We ran our benchmarks again (this dev server has 4 vCPUs so take that into account) and the performance kept improving. Now our Rust version was 80x faster than our R version. We are still using dplyr, nothing else about our code changed other than that single function.

Unit: milliseconds
                      expr       min         lq     mean     median        uq        max neval
 add_isomonth_r_vectorized 572.39804 579.536659 637.9863 589.355421 614.49464 1075.81790   100
           add_isomonth_rs  21.97963  22.159766  23.5626  22.348087  22.89876   46.58920   100
       add_isomonth_rs_par   8.84868   9.014089  10.0714   9.180416  10.07903   20.37571   100

Conclusion

Writing performant R code should not be a tedious challenge.
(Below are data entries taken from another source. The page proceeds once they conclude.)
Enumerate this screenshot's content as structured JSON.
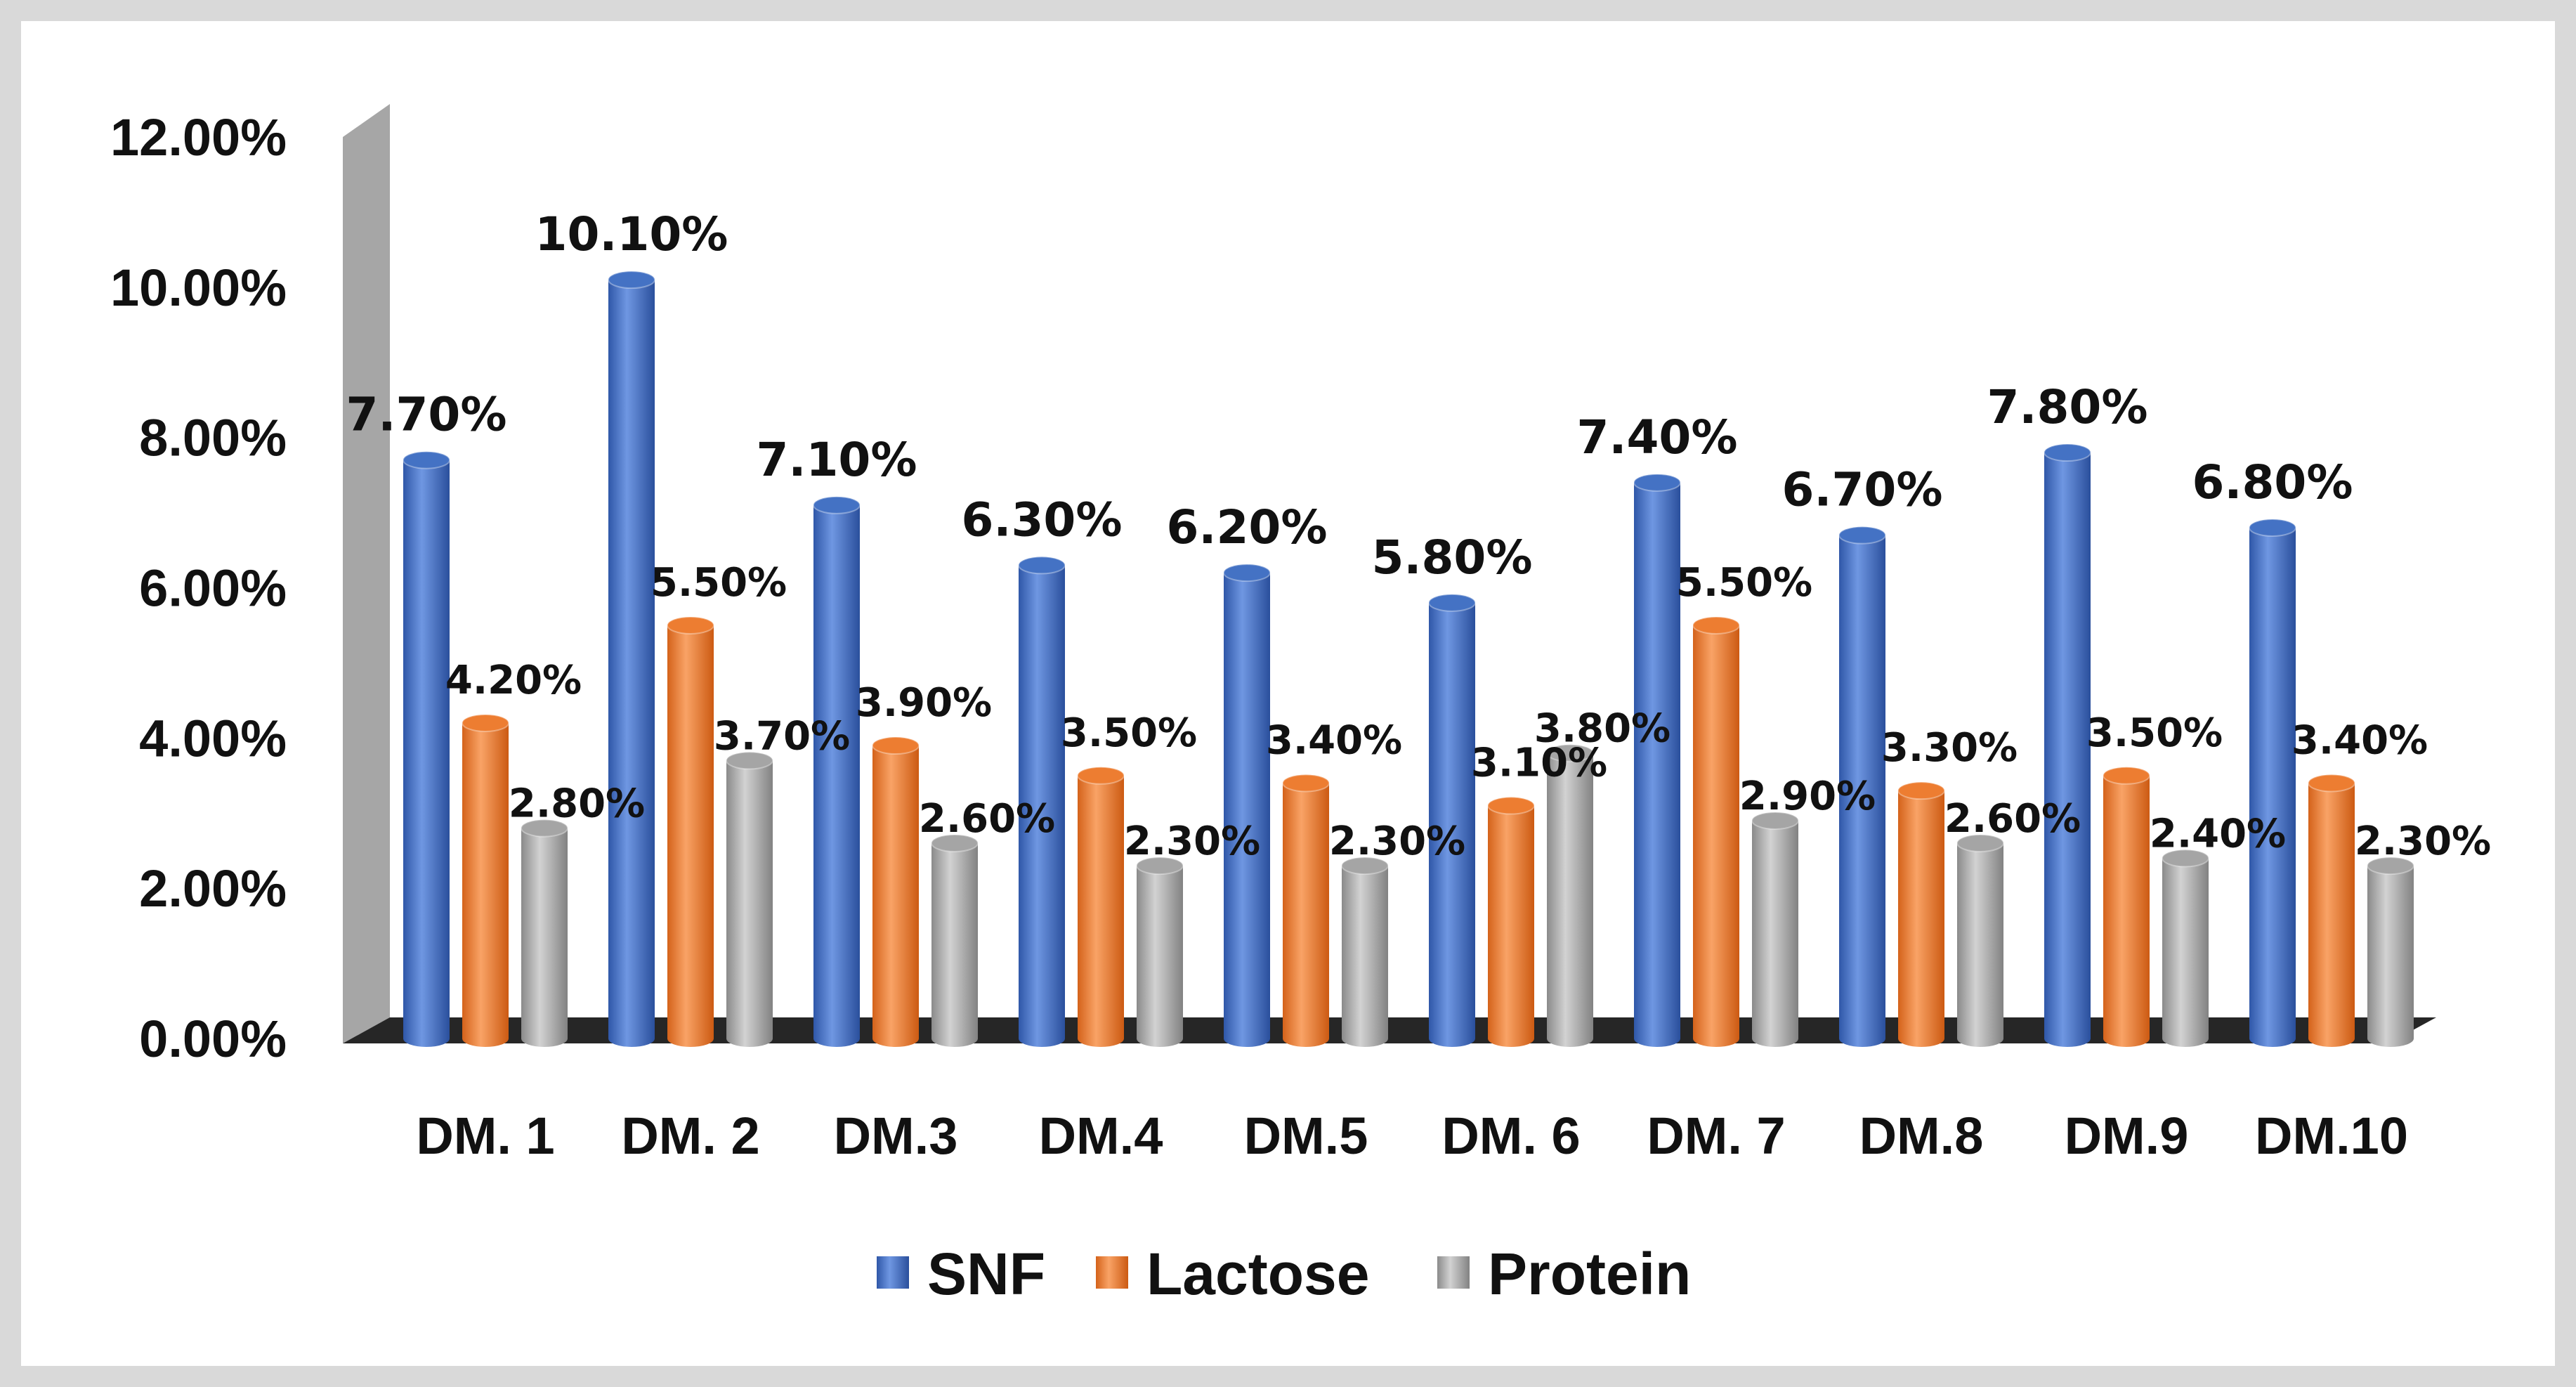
{
  "chart_data": {
    "type": "bar",
    "title": "",
    "xlabel": "",
    "ylabel": "",
    "ylim": [
      0,
      12
    ],
    "y_ticks": [
      "0.00%",
      "2.00%",
      "4.00%",
      "6.00%",
      "8.00%",
      "10.00%",
      "12.00%"
    ],
    "categories": [
      "DM. 1",
      "DM. 2",
      "DM.3",
      "DM.4",
      "DM.5",
      "DM. 6",
      "DM. 7",
      "DM.8",
      "DM.9",
      "DM.10"
    ],
    "series": [
      {
        "name": "SNF",
        "color": "#4472C4",
        "values": [
          7.7,
          10.1,
          7.1,
          6.3,
          6.2,
          5.8,
          7.4,
          6.7,
          7.8,
          6.8
        ],
        "labels": [
          "7.70%",
          "10.10%",
          "7.10%",
          "6.30%",
          "6.20%",
          "5.80%",
          "7.40%",
          "6.70%",
          "7.80%",
          "6.80%"
        ]
      },
      {
        "name": "Lactose",
        "color": "#ED7D31",
        "values": [
          4.2,
          5.5,
          3.9,
          3.5,
          3.4,
          3.1,
          5.5,
          3.3,
          3.5,
          3.4
        ],
        "labels": [
          "4.20%",
          "5.50%",
          "3.90%",
          "3.50%",
          "3.40%",
          "3.10%",
          "5.50%",
          "3.30%",
          "3.50%",
          "3.40%"
        ]
      },
      {
        "name": "Protein",
        "color": "#A5A5A5",
        "values": [
          2.8,
          3.7,
          2.6,
          2.3,
          2.3,
          3.8,
          2.9,
          2.6,
          2.4,
          2.3
        ],
        "labels": [
          "2.80%",
          "3.70%",
          "2.60%",
          "2.30%",
          "2.30%",
          "3.80%",
          "2.90%",
          "2.60%",
          "2.40%",
          "2.30%"
        ]
      }
    ],
    "legend": {
      "position": "bottom"
    },
    "grid": false
  }
}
Making simple R functions 10x or even 100x faster is possible and should not require a major optimization effort to deliver. In this blog post we showed how a naive Rust (C/C++ applies too) implementation of a function can increase performance with few additional lines of code. When dealing with tasks in Big Data, knowing your toolbelt is essential. A single decision can save millions of CPU cycles and hours of valuable time. 

Note: In another blog post we will compare this same implementation to DuckDB and Polars to show that it is not always necessary to switch data frame libraries to achieve high performance in R.